According to Al-Araby Al-Jadeed, he was "one of the most influential figures" in managing and planning military and political operations. In late 2024, he played a "key role" during the Deterrence of Aggression offensive, such as participating in the Battle of Aleppo.

== Post-Assad era ==
Following the fall of the Assad regime, he was appointed governor of Quneitra on 8 March 2025, having previously served as deputy governor of Rif Dimashq Governorate to Amer al-Sheikh.

On 25 May 2025, he was appointed Internal Security commander of As-Suwayda Governorate, as part of a broader organizational restructuring by the Syrian Ministry of Interior.

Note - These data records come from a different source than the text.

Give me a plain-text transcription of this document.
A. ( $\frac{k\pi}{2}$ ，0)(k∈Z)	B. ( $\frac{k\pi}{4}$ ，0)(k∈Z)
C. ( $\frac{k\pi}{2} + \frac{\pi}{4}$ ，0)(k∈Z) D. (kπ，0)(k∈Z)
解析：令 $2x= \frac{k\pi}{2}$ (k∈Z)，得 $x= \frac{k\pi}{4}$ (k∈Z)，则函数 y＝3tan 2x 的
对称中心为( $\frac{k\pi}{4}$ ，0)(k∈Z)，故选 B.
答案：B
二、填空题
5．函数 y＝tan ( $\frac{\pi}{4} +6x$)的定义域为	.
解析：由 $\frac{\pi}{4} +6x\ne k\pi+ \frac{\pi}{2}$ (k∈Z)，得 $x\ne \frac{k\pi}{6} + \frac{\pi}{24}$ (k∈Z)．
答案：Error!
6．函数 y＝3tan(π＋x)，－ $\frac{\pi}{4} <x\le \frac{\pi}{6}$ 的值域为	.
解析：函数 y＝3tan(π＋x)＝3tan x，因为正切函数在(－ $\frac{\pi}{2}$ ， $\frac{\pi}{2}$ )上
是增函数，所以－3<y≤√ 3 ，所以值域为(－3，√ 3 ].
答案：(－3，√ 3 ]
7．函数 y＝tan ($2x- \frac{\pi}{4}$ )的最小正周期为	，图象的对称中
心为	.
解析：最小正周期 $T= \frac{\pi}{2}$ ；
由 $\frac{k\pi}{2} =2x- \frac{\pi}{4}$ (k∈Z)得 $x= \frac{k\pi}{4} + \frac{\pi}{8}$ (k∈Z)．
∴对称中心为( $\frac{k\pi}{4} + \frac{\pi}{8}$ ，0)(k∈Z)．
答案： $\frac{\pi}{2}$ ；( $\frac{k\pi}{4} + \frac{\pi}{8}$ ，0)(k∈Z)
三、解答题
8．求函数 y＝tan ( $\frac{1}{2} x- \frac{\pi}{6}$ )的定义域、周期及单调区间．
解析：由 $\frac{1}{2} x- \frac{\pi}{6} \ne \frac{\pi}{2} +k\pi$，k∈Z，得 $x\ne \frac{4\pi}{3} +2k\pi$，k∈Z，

Reuters reported on 27 May that, according to Syrian and Western sources, al-Dalati has led diplomatic contacts with Israel, though he officially denied this to Syrian state news network Alikhbaria.

On 2 September 2025, he was appointed commander of Internal Security in Rif Dimashq Governorate, succeeding Hussam al-Tahhan.